The Third Third
 

Confessions of an Ageist

Is it ageism — on my part — to be so scared of getting/looking/acting old?  
I’m thinking it is.  I’m thinking that since most ism’s — racism, sexism, classism— have their basis  in someone’s fear of either “the other” or a loss of relative power, or both,  ageism must derive from fear as well.  And let me name just a few of the fears that come to mind:  becoming obsolete and invisible; being dismissed as inconsequential; being defined by age alone; frail and failing health; loss of mental acuity; loss of control over where you live or if you drive or when and what you eat; restricted activity; loss of loved ones; financial insecurity; disengagement from culture and community; loss of joy.  Lots of losses there.  Take note. Lots to fear.

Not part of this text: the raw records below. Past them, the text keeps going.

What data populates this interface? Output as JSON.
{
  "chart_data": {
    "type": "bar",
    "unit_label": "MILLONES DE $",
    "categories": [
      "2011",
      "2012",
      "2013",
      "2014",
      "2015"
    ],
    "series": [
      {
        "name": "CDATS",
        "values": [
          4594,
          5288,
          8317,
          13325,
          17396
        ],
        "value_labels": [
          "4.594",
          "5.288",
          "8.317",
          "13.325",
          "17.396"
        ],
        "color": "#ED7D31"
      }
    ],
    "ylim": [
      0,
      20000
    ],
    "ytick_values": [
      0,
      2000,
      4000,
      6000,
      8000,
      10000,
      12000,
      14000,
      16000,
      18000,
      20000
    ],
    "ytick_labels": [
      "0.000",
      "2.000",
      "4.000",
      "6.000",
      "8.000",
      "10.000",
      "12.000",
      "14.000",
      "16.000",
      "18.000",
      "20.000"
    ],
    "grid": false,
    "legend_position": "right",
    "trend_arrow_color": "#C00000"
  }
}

So, when I compliment a friend’s new ring and she admits how much she likes it and how happy she is to have it and, in the next breath says it will go to the daughter who shares her birthstone, I cringe. Am I supposed to be there with her, at 65, thinking about deaccessioning even a gift I just received?  Thinking more about the end game than the present? Am I, with my friends,  inevitably and inexorably becoming the caricature I prejudicially loathe?  I resent my friend’s train of thought (which may, I concede, be perfectly realistic).  That’s ageism.


The same feelings arise when we as women laugh self-deprecatingly at the momentary “loss” of the names of people we know and items we use and words that say precisely what we mean to say, recognizing this is generally thought to be a benign and common (and sometimes reversible) development in our demographic cohort.  I reject the assumption that our minds simply don’t work so well anymore and that that’s OK.  I reject, again, the inevitability and inexorability of it all. I resent the possibility that I am one of “them.”  I am being ageist.


It’s ageism when I impatiently brush past people on walkers clogging the aisles of my grocery store, or toot my horn at the little old lady driving so painfully slowly through the post office parking lot, or when I’m disappointed there are no younger voices at the table to offer new ideas or different perspectives, or when I quit a volunteer assignment because none of the older volunteers can countenance any change at all.  It’s ageism because I am afraid of what I might become.


My ageism lives somewhere between denial and enlightened acceptance of aging itself. It has arrived at that fork in the road where you can move on to make new and different contributions — or you can move out to pasture.  It shows up randomly, as when all the tennis commentators at the Australian Open are my age (Chrissie Everett, John McEnroe) and talk more about when they were champions than the game at hand (Get over it already.  Move on.) and I wish (1) the network would hire new analysts and (2) I could still play tennis.


I find myself hoping my prejudice is not about aging itself, though I admit to being haunted by the losses part and I only reluctantly accept as true the biological imperative that wears our bodies down and out over time. I also hope it is not born of some sixties-era exceptionalism which posits that I will age exceedingly well which is, according to Atul Gawande, statistically very unlikely. 


What I’m counting on is using my ageism as an impetus to change those things in myself that are driving me mad in others today, without taking it out on the others.  For example, to live very, very intentionally in the present (which has the added benefit of reminding me I am not yet 80 or 85).  To exercise daily for mental acuity and physical strength and balance.  To proactively avoid becoming that little old lady caricature:  to use Uber, for example (or whatever it becomes in 10 or 15 years), to get around if I need to.  To read more widely, seek out and sincerely entertain different ideas and perspectives, keep my mind open to radical possibilities of what I still might do (and I don’t mean sky-diving), nurture my relationships, and remain accountable to my truest, most ageless self. I’m not willing to be resigned to obsolescence  like the woman who sighed loudly during a discussion of racism on Martin Luther King Day,  “Well maybe we’ve done all we can do and the younger generation can take over now.”  I’m not done yet.  And I hope I’m not acting or thinking or feeling so old as to suggest that I am.